Une approche reconnue dans le traitement du psychotraumatisme

L’EMDR est aujourd’hui reconnue par l’Organisation mondiale de la santé et la Haute Autorité de Santé comme l’un des traitements de référence du syndrome de stress post-traumatique (PTSD). Elle agit en débloquant des souvenirs « gelés » dans le système nerveux, qui continuaient à intruser le présent sous forme de flashbacks, de cauchemars ou de réactions disproportionnées.

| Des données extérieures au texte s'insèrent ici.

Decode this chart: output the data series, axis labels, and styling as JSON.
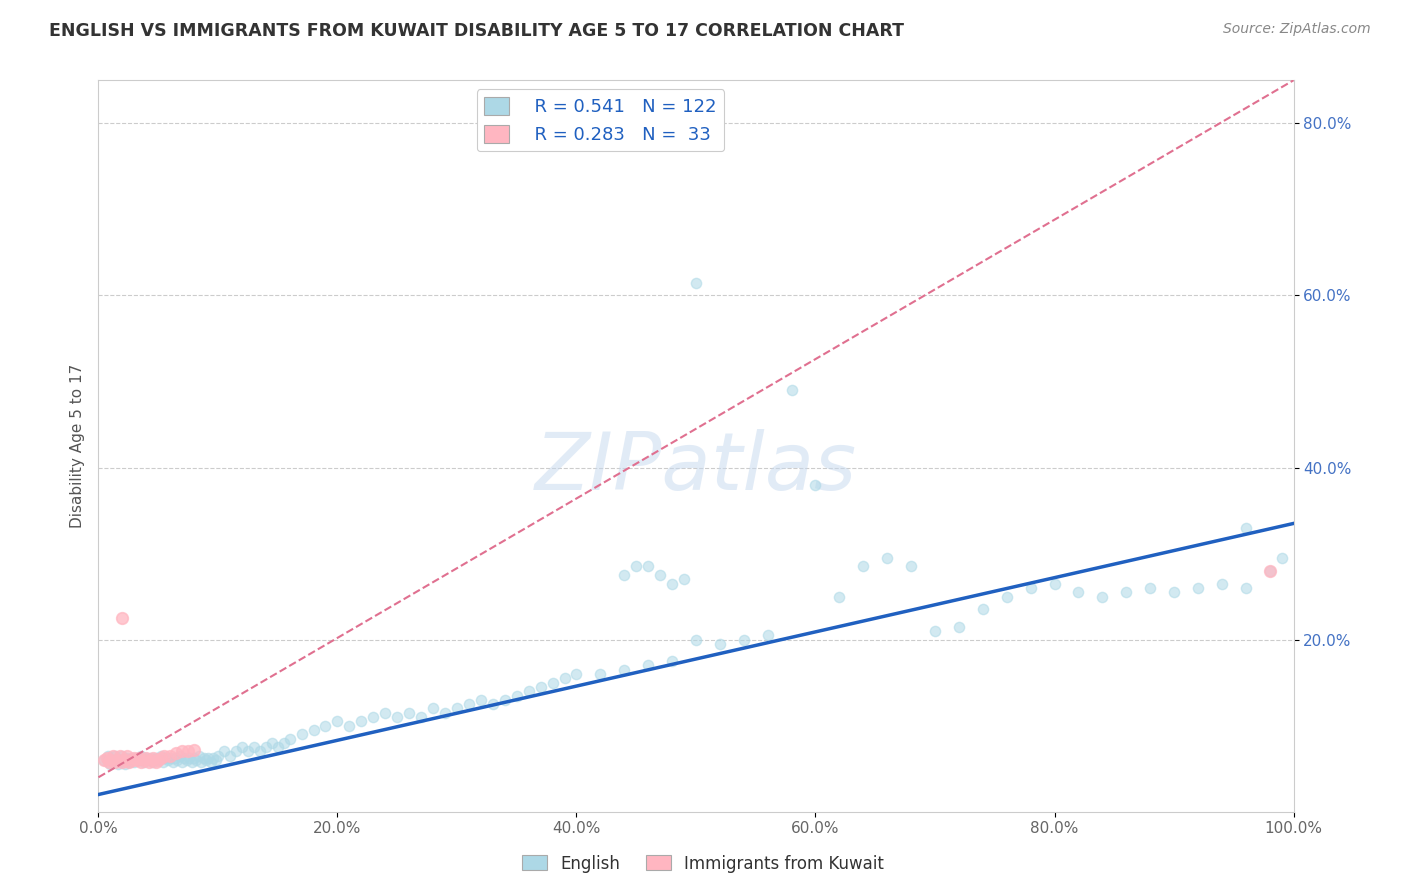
{
  "title": "ENGLISH VS IMMIGRANTS FROM KUWAIT DISABILITY AGE 5 TO 17 CORRELATION CHART",
  "source": "Source: ZipAtlas.com",
  "ylabel": "Disability Age 5 to 17",
  "xlim": [
    0.0,
    1.0
  ],
  "ylim": [
    0.0,
    0.85
  ],
  "xtick_labels": [
    "0.0%",
    "20.0%",
    "40.0%",
    "60.0%",
    "80.0%",
    "100.0%"
  ],
  "xtick_vals": [
    0.0,
    0.2,
    0.4,
    0.6,
    0.8,
    1.0
  ],
  "ytick_labels": [
    "80.0%",
    "60.0%",
    "40.0%",
    "20.0%"
  ],
  "ytick_vals": [
    0.8,
    0.6,
    0.4,
    0.2
  ],
  "legend_r1": "R = 0.541",
  "legend_n1": "N = 122",
  "legend_r2": "R = 0.283",
  "legend_n2": "N =  33",
  "legend_label1": "English",
  "legend_label2": "Immigrants from Kuwait",
  "color_english": "#ADD8E6",
  "color_kuwait": "#FFB6C1",
  "trendline_english_color": "#2060C0",
  "trendline_kuwait_color": "#E07090",
  "watermark": "ZIPatlas",
  "english_x": [
    0.005,
    0.008,
    0.01,
    0.012,
    0.014,
    0.016,
    0.018,
    0.02,
    0.022,
    0.024,
    0.026,
    0.028,
    0.03,
    0.032,
    0.034,
    0.036,
    0.038,
    0.04,
    0.042,
    0.044,
    0.046,
    0.048,
    0.05,
    0.052,
    0.054,
    0.056,
    0.058,
    0.06,
    0.062,
    0.064,
    0.066,
    0.068,
    0.07,
    0.072,
    0.074,
    0.076,
    0.078,
    0.08,
    0.082,
    0.084,
    0.086,
    0.088,
    0.09,
    0.092,
    0.094,
    0.096,
    0.098,
    0.1,
    0.105,
    0.11,
    0.115,
    0.12,
    0.125,
    0.13,
    0.135,
    0.14,
    0.145,
    0.15,
    0.155,
    0.16,
    0.17,
    0.18,
    0.19,
    0.2,
    0.21,
    0.22,
    0.23,
    0.24,
    0.25,
    0.26,
    0.27,
    0.28,
    0.29,
    0.3,
    0.31,
    0.32,
    0.33,
    0.34,
    0.35,
    0.36,
    0.37,
    0.38,
    0.39,
    0.4,
    0.42,
    0.44,
    0.46,
    0.48,
    0.5,
    0.52,
    0.54,
    0.56,
    0.58,
    0.6,
    0.62,
    0.64,
    0.66,
    0.68,
    0.7,
    0.72,
    0.74,
    0.76,
    0.78,
    0.8,
    0.82,
    0.84,
    0.86,
    0.88,
    0.9,
    0.92,
    0.94,
    0.96,
    0.98,
    0.99,
    0.44,
    0.45,
    0.46,
    0.47,
    0.48,
    0.49,
    0.5,
    0.96
  ],
  "english_y": [
    0.06,
    0.065,
    0.055,
    0.06,
    0.065,
    0.055,
    0.06,
    0.065,
    0.055,
    0.062,
    0.058,
    0.063,
    0.058,
    0.062,
    0.06,
    0.065,
    0.058,
    0.062,
    0.06,
    0.063,
    0.058,
    0.062,
    0.06,
    0.065,
    0.058,
    0.062,
    0.06,
    0.063,
    0.058,
    0.062,
    0.06,
    0.065,
    0.058,
    0.062,
    0.06,
    0.063,
    0.058,
    0.062,
    0.06,
    0.065,
    0.058,
    0.062,
    0.06,
    0.063,
    0.058,
    0.062,
    0.06,
    0.065,
    0.07,
    0.065,
    0.07,
    0.075,
    0.07,
    0.075,
    0.07,
    0.075,
    0.08,
    0.075,
    0.08,
    0.085,
    0.09,
    0.095,
    0.1,
    0.105,
    0.1,
    0.105,
    0.11,
    0.115,
    0.11,
    0.115,
    0.11,
    0.12,
    0.115,
    0.12,
    0.125,
    0.13,
    0.125,
    0.13,
    0.135,
    0.14,
    0.145,
    0.15,
    0.155,
    0.16,
    0.16,
    0.165,
    0.17,
    0.175,
    0.2,
    0.195,
    0.2,
    0.205,
    0.49,
    0.38,
    0.25,
    0.285,
    0.295,
    0.285,
    0.21,
    0.215,
    0.235,
    0.25,
    0.26,
    0.265,
    0.255,
    0.25,
    0.255,
    0.26,
    0.255,
    0.26,
    0.265,
    0.26,
    0.28,
    0.295,
    0.275,
    0.285,
    0.285,
    0.275,
    0.265,
    0.27,
    0.615,
    0.33
  ],
  "kuwait_x": [
    0.005,
    0.007,
    0.009,
    0.01,
    0.012,
    0.014,
    0.016,
    0.018,
    0.02,
    0.022,
    0.024,
    0.026,
    0.028,
    0.03,
    0.032,
    0.034,
    0.036,
    0.038,
    0.04,
    0.042,
    0.044,
    0.046,
    0.048,
    0.05,
    0.052,
    0.055,
    0.06,
    0.065,
    0.07,
    0.075,
    0.08,
    0.02,
    0.98
  ],
  "kuwait_y": [
    0.06,
    0.062,
    0.058,
    0.06,
    0.065,
    0.058,
    0.06,
    0.065,
    0.058,
    0.06,
    0.065,
    0.058,
    0.06,
    0.062,
    0.06,
    0.062,
    0.058,
    0.06,
    0.062,
    0.058,
    0.06,
    0.062,
    0.058,
    0.06,
    0.062,
    0.065,
    0.065,
    0.068,
    0.07,
    0.07,
    0.072,
    0.225,
    0.28
  ],
  "trendline_eng_x0": 0.0,
  "trendline_eng_y0": 0.02,
  "trendline_eng_x1": 1.0,
  "trendline_eng_y1": 0.335,
  "trendline_kuw_x0": 0.0,
  "trendline_kuw_y0": 0.04,
  "trendline_kuw_x1": 1.0,
  "trendline_kuw_y1": 0.85
}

EMDR et art-thérapie : une complémentarité possible

L’art-thérapie et l’EMDR ne se substituent pas : elles peuvent se compléter. L’art-thérapie prépare souvent le terrain en restaurant un sentiment de sécurité intérieure, en aidant la personne à reprendre contact avec son corps, à rétablir des ressources, à approcher symboliquement le trauma sans s’y exposer brutalement. L’EMDR vient ensuite, dans un cadre spécifique, retraiter les souvenirs activés. Après une séance d’EMDR, la création peut servir d’espace d’intégration des éprouvés émergents.

Une pratique spécifique

L’EMDR est encadrée : seuls les praticiens formés (psychologues, médecins, psychothérapeutes ayant suivi le cursus Europe-Levant ou EMDR-France) peuvent l’exercer. Un art-thérapeute orientera donc une personne vers un confrère habilité si une indication EMDR se dégage du travail.

Concepts liés

Complément d’explication

Le processus d’EMDR permet de réduire l’intensité émotionnelle liée à un souvenir douloureux. Combiné à la création artistique, il aide la personne à symboliser son traumatisme puis à l’intégrer de manière moins envahissante. Par exemple, dessiner une scène liée à un souvenir puis travailler en EMDR permet de désactiver la charge traumatique et d’ouvrir la voie à une nouvelle représentation plus apaisée.